In Summit county the laws of Colorado limit a locator to seventy-five feet of surface ground on each side of the center of the vein or lode.

Discovery shaft center of lode.

When not shown to be otherwise, the discovery shaft is assumed for executive purposes to be the center of the vein or lode.*

In this case the full width allowed by the law being claimed, the lode must be assumed to lie in the center of the claim midway between the side lines; but the lateral measurements must be made each way from the discovery shaft and in the general direction indicated by the side lines; a line drawn from the discovery point south-easterly, parallel to the side lines, to indicate the center of the lode, shows that the width of surface ground on the south, beginning at corner No. 8, is thirty-five and forty-two hundredths feet in excess of the prescribed limit.

Lateral measurement.

The claimant was not justified, in order to compensate himself for the surface abandoned on account of the conflict with survey No. 369, in adding a similar amount to the opposite side of his location. Lateral measurements can not extend on either side of the vein or lode beyond the limit allowed by the local laws.

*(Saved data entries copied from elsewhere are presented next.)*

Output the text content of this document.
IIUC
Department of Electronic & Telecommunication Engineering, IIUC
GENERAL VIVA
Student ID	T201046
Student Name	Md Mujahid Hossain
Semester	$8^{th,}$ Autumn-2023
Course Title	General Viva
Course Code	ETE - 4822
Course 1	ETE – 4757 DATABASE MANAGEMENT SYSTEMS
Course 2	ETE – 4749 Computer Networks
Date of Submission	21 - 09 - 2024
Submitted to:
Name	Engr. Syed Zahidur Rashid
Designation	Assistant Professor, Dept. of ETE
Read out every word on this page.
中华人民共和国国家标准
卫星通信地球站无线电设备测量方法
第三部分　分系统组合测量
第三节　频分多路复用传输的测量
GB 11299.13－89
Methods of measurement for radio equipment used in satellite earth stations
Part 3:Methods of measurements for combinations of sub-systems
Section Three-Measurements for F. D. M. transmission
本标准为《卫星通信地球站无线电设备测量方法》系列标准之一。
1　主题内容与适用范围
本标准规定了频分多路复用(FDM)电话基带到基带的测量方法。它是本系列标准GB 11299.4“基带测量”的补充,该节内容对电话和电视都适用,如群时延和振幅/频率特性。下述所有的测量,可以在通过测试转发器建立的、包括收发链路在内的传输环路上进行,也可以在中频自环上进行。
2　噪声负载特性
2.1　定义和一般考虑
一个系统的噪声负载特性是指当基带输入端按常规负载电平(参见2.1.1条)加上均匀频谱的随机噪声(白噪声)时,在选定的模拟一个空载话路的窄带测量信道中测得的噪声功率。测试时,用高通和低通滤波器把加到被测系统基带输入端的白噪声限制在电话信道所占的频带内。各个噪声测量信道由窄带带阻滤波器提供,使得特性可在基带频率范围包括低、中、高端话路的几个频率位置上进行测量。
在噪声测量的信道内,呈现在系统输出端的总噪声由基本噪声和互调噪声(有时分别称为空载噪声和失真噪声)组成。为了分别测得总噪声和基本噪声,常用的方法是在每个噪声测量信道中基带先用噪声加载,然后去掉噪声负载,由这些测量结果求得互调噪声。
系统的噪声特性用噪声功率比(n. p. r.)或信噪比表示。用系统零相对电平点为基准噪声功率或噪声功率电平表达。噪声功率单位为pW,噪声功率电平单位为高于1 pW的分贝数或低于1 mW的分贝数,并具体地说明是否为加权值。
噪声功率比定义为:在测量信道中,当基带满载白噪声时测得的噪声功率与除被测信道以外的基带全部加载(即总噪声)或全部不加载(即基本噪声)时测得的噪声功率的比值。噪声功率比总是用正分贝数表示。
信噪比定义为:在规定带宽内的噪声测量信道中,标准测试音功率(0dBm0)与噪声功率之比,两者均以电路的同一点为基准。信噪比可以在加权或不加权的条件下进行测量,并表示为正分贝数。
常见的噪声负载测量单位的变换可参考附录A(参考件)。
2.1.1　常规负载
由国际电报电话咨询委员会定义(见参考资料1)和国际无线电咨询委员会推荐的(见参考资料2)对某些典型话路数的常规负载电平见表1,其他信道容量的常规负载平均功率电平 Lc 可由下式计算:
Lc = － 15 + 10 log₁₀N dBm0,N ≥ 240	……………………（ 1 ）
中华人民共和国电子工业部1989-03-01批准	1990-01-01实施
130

You will require an amendment of the survey as indicated, abandoning the surface in excess of seventy-five feet, lying south of a line beginning at corner No. 8, and extending south forty-eight degrees twenty-three minutes east until it intersects the eastern end line of the claim.

Very respectfully,

J. A. WILLIAMSON, Commissioner.

No. 10. The point of the vein developed by the discovery shaft, when further prospecting does not show that the nearest actual surface point is elsewhere, must be assumed to be the middle of the vein.

DEPARTMENT OF THE INTERIOR,

GENERAL LAND OFFICE,

WASHINGTON, D. C., September 28, 1878.

Register and Receiver, Helena, Montana.

GENTLEMEN: I am in receipt of receiver's letter of first ultimo, transmitting mineral application No. 613, made in

* A location of a lode mining claim will be presumed to include the vein upon which the discovery was made, until the contrary appears. Patterson v. Hitchcock, 3 Col.

your office May 21, 1878, by the Hope Mining Company, for the "Potosi Lode," being lot 57, in township 7 north, 13 west, together with protest by James K. Pardee against entry, and asking that the application and survey be canceled.

Mr. Pardee claims and represents no adverse interest, but bases his protest on the following grounds, to wit:

1. That he finds on examination of the certified copy of the location, and of the official plat and field notes of survey, that said claim was located with surface ground largely in excess of the amount allowed by law, and that the plat shows that the claim was surveyed with a width of surface on the north side of about thirty feet in excess of three hundred feet.

2. That from an examination of said notice of location it is evident that said Potosi lode has been floated a distance of about sixty-one feet eastwardly from the position in which it was staked at the time of its original location, no evidence appearing to have been taken that the stake found by the deputy surveyor at the south-east corner was the identical stake originally patented and given in said notice.

3. Affiant believes said notice of location is void for uncertainty, for the reason that no description of the kind or size of the stakes used or the marks placed thereon is given in said notice of location, "for which reason the said claimants, in the absence of proof to the contrary, could call anything that happened to be stuck in the ground their boundary stake."

On said first objection I find that the width on the northerly side of the discovery shaft is about three hundred and thirty feet, and the width on the southerly side. about one hundred and twenty-five feet.

The Surveyor-general, under date of ninth ultimo, informed this office that said survey should not have been approved, for this reason, and that he did not discover the error until the twenty-ninth of July last.

The law (sec. 2320 U. S. Revised Statutes) provides that "no claim shall extend more than three hundred feet on each side of the middle of the vein at the surface."